Стрельчатый произнес явно нечто одобрительное, однако почему-то на сей раз сделал это на некоем совершенно не знакомом мне языке.
— Так что же, — продолжал он, — Тайна исчезла вместе с упрямым магистром? Умея предугадывать чужие судьбы, он не сумел предугадать свою и навсегда погубил то, что обязан был сохранить?!.. Нелепое предположение!.. И, конечно, все обстояло совершенно иначе. Заранее предчувствуя трагическую судьбу ордена, Жак де Мале задолго до этих событий начал посылать своих эмиссаров — одних в Шотландию, а других на Мальту, коей владел Мальтийский орден Иоаннитов. Назад эти эмиссары не вернулись — наверняка, именно такова была его воля. И где с этих пор скрывалась Великая Тайна Тамплиеров, спрошу я вас?
— Там, надо полагать...
— Несомненно! — поддержал меня Готлиб (видимо, в знак особого ко мне расположения — на сей раз по-русски). — В горах Шотландии и у монахов-рыцарей с Мальты!.. Здесь мы, с вашего позволения, пропустим еще несколько веков. Но вот подходит к концу век уже восемнадцатый, — и куда, как вы полагаете, делся Мальтийский орден, изгнанный со своего острова Наполеоном?

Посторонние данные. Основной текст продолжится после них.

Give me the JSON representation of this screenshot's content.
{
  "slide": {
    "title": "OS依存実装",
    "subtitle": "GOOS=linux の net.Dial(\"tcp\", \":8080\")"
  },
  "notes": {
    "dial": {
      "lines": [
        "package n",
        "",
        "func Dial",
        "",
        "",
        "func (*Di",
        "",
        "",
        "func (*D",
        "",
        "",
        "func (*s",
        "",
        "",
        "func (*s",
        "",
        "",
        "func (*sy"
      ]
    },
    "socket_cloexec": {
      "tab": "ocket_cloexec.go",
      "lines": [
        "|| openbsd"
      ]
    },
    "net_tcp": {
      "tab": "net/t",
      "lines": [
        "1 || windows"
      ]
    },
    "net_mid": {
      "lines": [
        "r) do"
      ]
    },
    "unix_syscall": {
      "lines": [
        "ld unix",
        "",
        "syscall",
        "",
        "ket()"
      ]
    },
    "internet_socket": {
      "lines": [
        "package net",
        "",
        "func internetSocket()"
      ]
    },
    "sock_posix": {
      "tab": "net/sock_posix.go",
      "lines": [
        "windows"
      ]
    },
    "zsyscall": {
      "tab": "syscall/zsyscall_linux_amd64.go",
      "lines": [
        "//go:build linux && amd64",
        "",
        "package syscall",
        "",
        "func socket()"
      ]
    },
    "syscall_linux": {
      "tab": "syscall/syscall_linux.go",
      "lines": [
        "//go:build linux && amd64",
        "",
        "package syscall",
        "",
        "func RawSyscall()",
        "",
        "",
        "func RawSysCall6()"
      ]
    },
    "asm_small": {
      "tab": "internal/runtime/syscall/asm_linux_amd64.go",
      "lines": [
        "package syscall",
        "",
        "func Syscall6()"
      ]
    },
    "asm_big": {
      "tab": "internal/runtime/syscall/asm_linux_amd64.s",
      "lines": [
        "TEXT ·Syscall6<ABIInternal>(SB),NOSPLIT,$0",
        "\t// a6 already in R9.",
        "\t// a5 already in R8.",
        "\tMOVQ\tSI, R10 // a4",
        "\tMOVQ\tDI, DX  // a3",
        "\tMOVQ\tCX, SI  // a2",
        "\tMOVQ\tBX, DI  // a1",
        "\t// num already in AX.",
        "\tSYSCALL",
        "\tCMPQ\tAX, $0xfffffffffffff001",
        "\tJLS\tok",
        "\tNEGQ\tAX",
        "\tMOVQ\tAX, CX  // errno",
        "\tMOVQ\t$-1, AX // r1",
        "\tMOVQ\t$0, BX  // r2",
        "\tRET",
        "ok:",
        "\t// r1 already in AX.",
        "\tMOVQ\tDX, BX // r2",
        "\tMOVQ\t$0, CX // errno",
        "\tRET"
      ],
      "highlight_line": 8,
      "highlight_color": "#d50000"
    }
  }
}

Я не преминул щегольнуть своими познаниями:
— В Петербург. Кажется, император Павел был избран магистром ордена.
— Браво! — возликовал Готлиб. — Отрадно сознавать, что ваше поколение интересуется историей!.. Итак, мы с вами все более приближаемся к дню нынешнему и к нашему отечеству... Да, Павел стал магистром! Скажите, мог ли он, будучи главой ордена, оставаться в полном неведении насчет самой сокровенной его тайны?
— Едва ли.
— Вот!.. Он знал! Если не все, то многое, очень многое! И доказательство тому — его умение предвидеть, ранее в русских монархах не замечавшееся. Так, например, он знал (и тому масса свидетельств), что царствование его продлится четыре года, четыре месяца и четыре дня, каковой срок и был ему отмерен провидением просто-таки с аптекарской точностью!.. И вот, снова спрошу я вас, мог ли он при сем беспечно обойтись с тою тайной, случайным вместилищем которой он стал волею судеб? Вопрос чисто риторический, ибо мы почти наверняка осведомлены о том, как он этим сокровищем распорядился. Хорошо известно, что накануне наступления круглой даты — года одна тысяча восьмисотого от Рождества Христова — император заперся у себя в кабинете и написал некое послание. Оно адресовано было российскому монарху, который будет править страной ровно через сто лет. Меры для соблюдения своей воли принял наистрожайшие. Пакет с письмом опечатал личной печатью, которую вслед за тем уничтожил, дабы никто из будущих монархов до срока не совершил подлог. Была создана специальная Тайная Канцелярия Хранителей пакета из семи персон в обер-камергерских чинах, должности в ней передавались из поколения к поколению от отца старшему сыну, а цель одна — на протяжении всех ста лет не допускать вскрытия императорского пакета. И заметьте, как строго все было исполнено! Задушили самого Павла Петровича, разгромили Наполеона, опростоволосились в Крыму, отменили крепостное право, по всей стране задымили паровозы и фабрики, заключили «Союз трех императоров», подорвали динамитом царя-освободителя, перевешали кучу народу, в очередной раз побили турок, — но за всем этим Тайная Канцелярия Хранителей не прекращала своего незримого бдения, и пакет императора оставался в неприкосновенности. Что там могло быть? Уж наверно, не повесть о какой-нибудь любовной интрижке монарха и не дворцовая сплетня. Даже не шпионские секреты, не военные диспозиции, не политические наставления, ибо всему этому грош цена, все поржавеет по прошествии такого огромного срока! — В его судачьих, до сих пор блеклых, почти безжизненных глазах теперь горели живые искры. — Так ответьте, — воскликнул он, — Бога ради, ответьте же — что там такое, по-вашему, могло быть?!
— Думаете, та самая Великая Тайна?..
Он даже грохнул об пол стулом, возле которого стоял, в такую пришел ажиотацию:
— Вот! — вскричал он. — Только сделав такой вывод, мы можем все это объяснить! Да! Уверен! Там было то самое! Лишь подобное объяснение снимает остальные вопросы; примем же посему как отправную точку именно его!..
— И что же дальше? — спросил я, загораясь его волнением.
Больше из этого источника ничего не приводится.